Dans un premier temps, cette approche a donné satisfaction et certains « experts » estiment que Mario Draghi a sauvé l’Euro alors qu’il n’a fait en réalité qu’ajourner l’échéance de la catastrophe. Depuis plusieurs années, la conjoncture mondiale restait faible mais par la suite en raison du déversement d’argent gratuit de nouvelles bulles successives, comme celle de l’immobilier ou des Marchés actions se sont créés. Grâce à cette politique de taux d’intérêts extrêmement bas, et la nationalisation des pertes de la spéculation, on a réussi à éviter l’effondrement des marchés financiers et même à les faire monter à des plus hauts jamais vu.
. Les programmes de soutien à l’économie comme les baisses de charges en France ou d’impôts aux USA ont permis de stabiliser l’économie réelle, mais la production de l’industrie financière privée est restée en dessous du niveau qui aurait permis une limitation de l’endettement public. Beaucoup d’investisseurs préférant acheter des dettes souveraines, ou des dettes de sociétés cotées plutôt que d’investir dans l’économie réelle.
. Aujourd’hui l’endettement des États est devenu la bulle la plus importante de l’industrie financière.
Depuis la politique économique se trouve devant une question insoluble. D’un côté l’expansion de l’endettement étatique doit se poursuivre afin d’éviter une déflation. En même temps, les États doivent en permanence annoncer le retour vers des budgets équilibrés afin de maintenir leur propre crédibilité pour contracter de nouveaux crédits. Ce casse-tête représente l’arrière-plan de la prochaine très grande crise car dans le contexte actuel les endettements des pays comme la France qui dépasse allègrement les 100% vont être dépassés très largement
Dans la situation actuelle, il n’existe plus que deux solutions
1- Une politique budgétaire qui va accroitre considérablements les déficits et tant pis pour les fameux 3% de Maastricht et tant pis pour l’endettement des générations futures.
2- Une option monétaire
C’est-à-dire pour les banquiers centraux aller plus loin dans les taux négatifs ou racheter encore plus d’emprunts des États en difficultés ou des sociétés en difficultés avant qu’elles ne deviennent ce qu’on appelle dans le jargon des entreprises zombies.
Cela était considéré il y a quelques années comme le plus grand péché contre la stabilité monétaire et cela non sans raison : une banque centrale qui stocke, pour garantir la stabilité monétaire, à la place de titres rentables des créances pourries déplace la crise sur un nouveau terrain. La dévalorisation de l’endettement public est ajournée et la conséquence est une dévalorisation rampante de l’argent.
La prochaine étape logique du processus de crise est le passage de la crise des budgets étatiques vers la crise du médium argent puisque tous les prix sont faux avec l’argent gratuit.
Le capitalisme dépasse ses crises en préparant les suivantes, toujours plus importantes. Karl Marx disait déjà cela, mais jamais la transmutation du moyen d’éteindre la dernière crise en combustible pour la prochaine crise ne s’est faite aussi rapidement.

 

 

29/12/2019

Greta Thunberg est elle un cyborg ?

Titre trouvé par Marie

 

Nos amis allemands commencent à comprendre ce que j'explique depuis plus de dix ans l'arnaque de la bulle verte, le recyclage du capitalisme

relire ma note de 2008

http://necronomie.blogsmarketing.adetem.org/archive/2008/...

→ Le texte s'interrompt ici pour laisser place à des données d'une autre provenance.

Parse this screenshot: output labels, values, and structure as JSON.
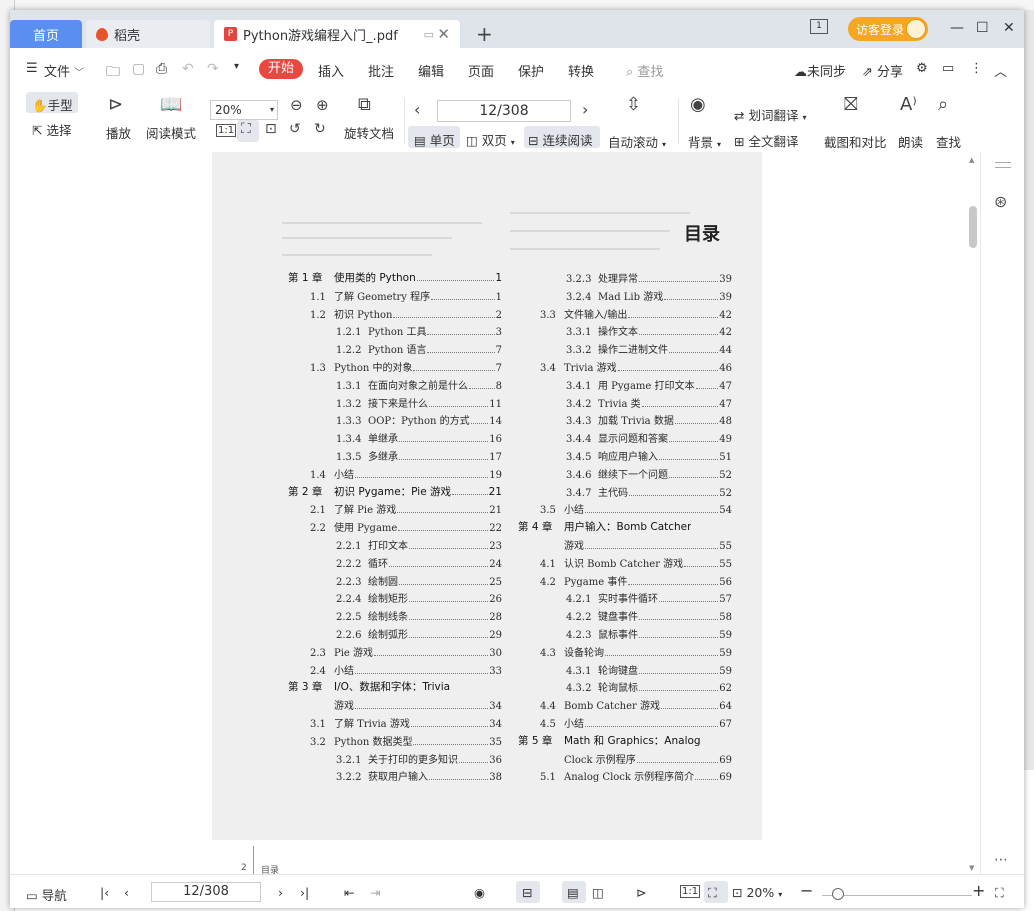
{
  "tabs": {
    "home": "首页",
    "daoke": "稻壳",
    "doc": "Python游戏编程入门_.pdf",
    "new": "+"
  },
  "titlebar": {
    "login": "访客登录",
    "page_badge": "1"
  },
  "menu": {
    "file": "文件",
    "start": "开始",
    "insert": "插入",
    "annotate": "批注",
    "edit": "编辑",
    "page": "页面",
    "protect": "保护",
    "convert": "转换",
    "search": "查找",
    "unsync": "未同步",
    "share": "分享"
  },
  "ribbon": {
    "hand": "手型",
    "select": "选择",
    "play": "播放",
    "read_mode": "阅读模式",
    "zoom": "20%",
    "rotate": "旋转文档",
    "page_input": "12/308",
    "single": "单页",
    "double": "双页",
    "continuous": "连续阅读",
    "auto_scroll": "自动滚动",
    "background": "背景",
    "word_translate": "划词翻译",
    "full_translate": "全文翻译",
    "screenshot_compare": "截图和对比",
    "read_aloud": "朗读",
    "find": "查找"
  },
  "document": {
    "toc_title": "目录",
    "page_number": "2",
    "running_head": "目录",
    "left_column": [
      {
        "type": "ch",
        "num": "第 1 章",
        "title": "使用类的 Python",
        "page": "1"
      },
      {
        "type": "l1",
        "num": "1.1",
        "title": "了解 Geometry 程序",
        "page": "1"
      },
      {
        "type": "l1",
        "num": "1.2",
        "title": "初识 Python",
        "page": "2"
      },
      {
        "type": "l2",
        "num": "1.2.1",
        "title": "Python 工具",
        "page": "3"
      },
      {
        "type": "l2",
        "num": "1.2.2",
        "title": "Python 语言",
        "page": "7"
      },
      {
        "type": "l1",
        "num": "1.3",
        "title": "Python 中的对象",
        "page": "7"
      },
      {
        "type": "l2",
        "num": "1.3.1",
        "title": "在面向对象之前是什么",
        "page": "8"
      },
      {
        "type": "l2",
        "num": "1.3.2",
        "title": "接下来是什么",
        "page": "11"
      },
      {
        "type": "l2",
        "num": "1.3.3",
        "title": "OOP：Python 的方式",
        "page": "14"
      },
      {
        "type": "l2",
        "num": "1.3.4",
        "title": "单继承",
        "page": "16"
      },
      {
        "type": "l2",
        "num": "1.3.5",
        "title": "多继承",
        "page": "17"
      },
      {
        "type": "l1",
        "num": "1.4",
        "title": "小结",
        "page": "19"
      },
      {
        "type": "ch",
        "num": "第 2 章",
        "title": "初识 Pygame：Pie 游戏",
        "page": "21"
      },
      {
        "type": "l1",
        "num": "2.1",
        "title": "了解 Pie 游戏",
        "page": "21"
      },
      {
        "type": "l1",
        "num": "2.2",
        "title": "使用 Pygame",
        "page": "22"
      },
      {
        "type": "l2",
        "num": "2.2.1",
        "title": "打印文本",
        "page": "23"
      },
      {
        "type": "l2",
        "num": "2.2.2",
        "title": "循环",
        "page": "24"
      },
      {
        "type": "l2",
        "num": "2.2.3",
        "title": "绘制圆",
        "page": "25"
      },
      {
        "type": "l2",
        "num": "2.2.4",
        "title": "绘制矩形",
        "page": "26"
      },
      {
        "type": "l2",
        "num": "2.2.5",
        "title": "绘制线条",
        "page": "28"
      },
      {
        "type": "l2",
        "num": "2.2.6",
        "title": "绘制弧形",
        "page": "29"
      },
      {
        "type": "l1",
        "num": "2.3",
        "title": "Pie 游戏",
        "page": "30"
      },
      {
        "type": "l1",
        "num": "2.4",
        "title": "小结",
        "page": "33"
      },
      {
        "type": "ch",
        "num": "第 3 章",
        "title": "I/O、数据和字体：Trivia",
        "page": ""
      },
      {
        "type": "cont",
        "num": "",
        "title": "游戏",
        "page": "34"
      },
      {
        "type": "l1",
        "num": "3.1",
        "title": "了解 Trivia 游戏",
        "page": "34"
      },
      {
        "type": "l1",
        "num": "3.2",
        "title": "Python 数据类型",
        "page": "35"
      },
      {
        "type": "l2",
        "num": "3.2.1",
        "title": "关于打印的更多知识",
        "page": "36"
      },
      {
        "type": "l2",
        "num": "3.2.2",
        "title": "获取用户输入",
        "page": "38"
      }
    ],
    "right_column": [
      {
        "type": "l2",
        "num": "3.2.3",
        "title": "处理异常",
        "page": "39"
      },
      {
        "type": "l2",
        "num": "3.2.4",
        "title": "Mad Lib 游戏",
        "page": "39"
      },
      {
        "type": "l1",
        "num": "3.3",
        "title": "文件输入/输出",
        "page": "42"
      },
      {
        "type": "l2",
        "num": "3.3.1",
        "title": "操作文本",
        "page": "42"
      },
      {
        "type": "l2",
        "num": "3.3.2",
        "title": "操作二进制文件",
        "page": "44"
      },
      {
        "type": "l1",
        "num": "3.4",
        "title": "Trivia 游戏",
        "page": "46"
      },
      {
        "type": "l2",
        "num": "3.4.1",
        "title": "用 Pygame 打印文本",
        "page": "47"
      },
      {
        "type": "l2",
        "num": "3.4.2",
        "title": "Trivia 类",
        "page": "47"
      },
      {
        "type": "l2",
        "num": "3.4.3",
        "title": "加载 Trivia 数据",
        "page": "48"
      },
      {
        "type": "l2",
        "num": "3.4.4",
        "title": "显示问题和答案",
        "page": "49"
      },
      {
        "type": "l2",
        "num": "3.4.5",
        "title": "响应用户输入",
        "page": "51"
      },
      {
        "type": "l2",
        "num": "3.4.6",
        "title": "继续下一个问题",
        "page": "52"
      },
      {
        "type": "l2",
        "num": "3.4.7",
        "title": "主代码",
        "page": "52"
      },
      {
        "type": "l1",
        "num": "3.5",
        "title": "小结",
        "page": "54"
      },
      {
        "type": "ch",
        "num": "第 4 章",
        "title": "用户输入：Bomb Catcher",
        "page": ""
      },
      {
        "type": "cont",
        "num": "",
        "title": "游戏",
        "page": "55"
      },
      {
        "type": "l1",
        "num": "4.1",
        "title": "认识 Bomb Catcher 游戏",
        "page": "55"
      },
      {
        "type": "l1",
        "num": "4.2",
        "title": "Pygame 事件",
        "page": "56"
      },
      {
        "type": "l2",
        "num": "4.2.1",
        "title": "实时事件循环",
        "page": "57"
      },
      {
        "type": "l2",
        "num": "4.2.2",
        "title": "键盘事件",
        "page": "58"
      },
      {
        "type": "l2",
        "num": "4.2.3",
        "title": "鼠标事件",
        "page": "59"
      },
      {
        "type": "l1",
        "num": "4.3",
        "title": "设备轮询",
        "page": "59"
      },
      {
        "type": "l2",
        "num": "4.3.1",
        "title": "轮询键盘",
        "page": "59"
      },
      {
        "type": "l2",
        "num": "4.3.2",
        "title": "轮询鼠标",
        "page": "62"
      },
      {
        "type": "l1",
        "num": "4.4",
        "title": "Bomb Catcher 游戏",
        "page": "64"
      },
      {
        "type": "l1",
        "num": "4.5",
        "title": "小结",
        "page": "67"
      },
      {
        "type": "ch",
        "num": "第 5 章",
        "title": "Math 和 Graphics：Analog",
        "page": ""
      },
      {
        "type": "cont",
        "num": "",
        "title": "Clock 示例程序",
        "page": "69"
      },
      {
        "type": "l1",
        "num": "5.1",
        "title": "Analog Clock 示例程序简介",
        "page": "69"
      }
    ]
  },
  "status": {
    "nav": "导航",
    "page_input": "12/308",
    "zoom": "20%"
  },
  "colors": {
    "tab_active": "#5a8ef0",
    "start_button": "#e8483f",
    "login": "#f5a623"
  }
}
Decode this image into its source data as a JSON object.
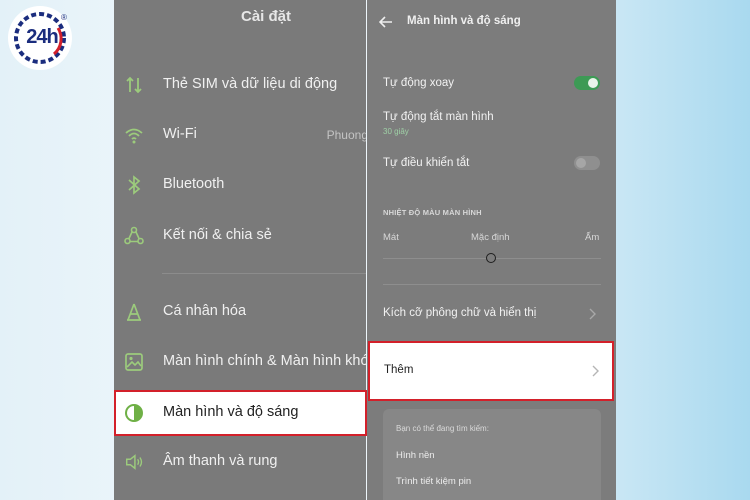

Bref voici ce qu'en disent nos zamis teutons

En l’absence de nouvelles percées économiques et technologiques et face au déclin croissant des secteurs financiers et industriels, un grand malaise économique et social s’est propagé dans tous les pays occidentaux. Ce mécontentement large et croissant des masses, de plus en plus exprimé en paroles et en actes, a commencé à ébranler les fondements des élites dirigeantes de l’argent et de leurs experts achetés et payés dans les instituts scientifiques et dans les médias.
Du point de vue des élites dirigeantes, il y avait donc un besoin urgent d’une „réforme“ qui conduirait les masses populaires à renoncer volontairement et à céder volontiers une partie de leur pouvoir d’achat déjà fortement réduit à l’Etat pour une bonne cause sans émeutes dans la rue. Dans cette situation plutôt désespérée, les „ingénieurs sociaux“ et les manipulateurs de masse au service des „élites“ ont réussi un véritable coup de génie avec l’invention et l’exploitation RP de Greta Thunberg.

https://kenfm.de/un-faux-sauvetage-climatique-pour-sauver...

07/09/2019

En route vers la déflation et la trappe à liquidités

 

 

 

deflation,fin partis politiques,recession mondiale,effondrement capitalisme,panique,bulle verte,ecologie,trappe a liquiditésDans une interview à la Croix, Bruno Le Maire semble se rendre compte de la situation

https://www.la-croix.com/Economie/France/Bruno-Le-Maire-L...

Dans le même temps, Le Maire vient d'annoncer sa plus grosse levée de fond : plus de 10 milliards d'Euro en une journée et en taux négatifs à quinze ans. Autrement dit, de grands investisseurs sont prêts à perdre de l’argent pour prêter à un horizon aussi lointain que 15 ans.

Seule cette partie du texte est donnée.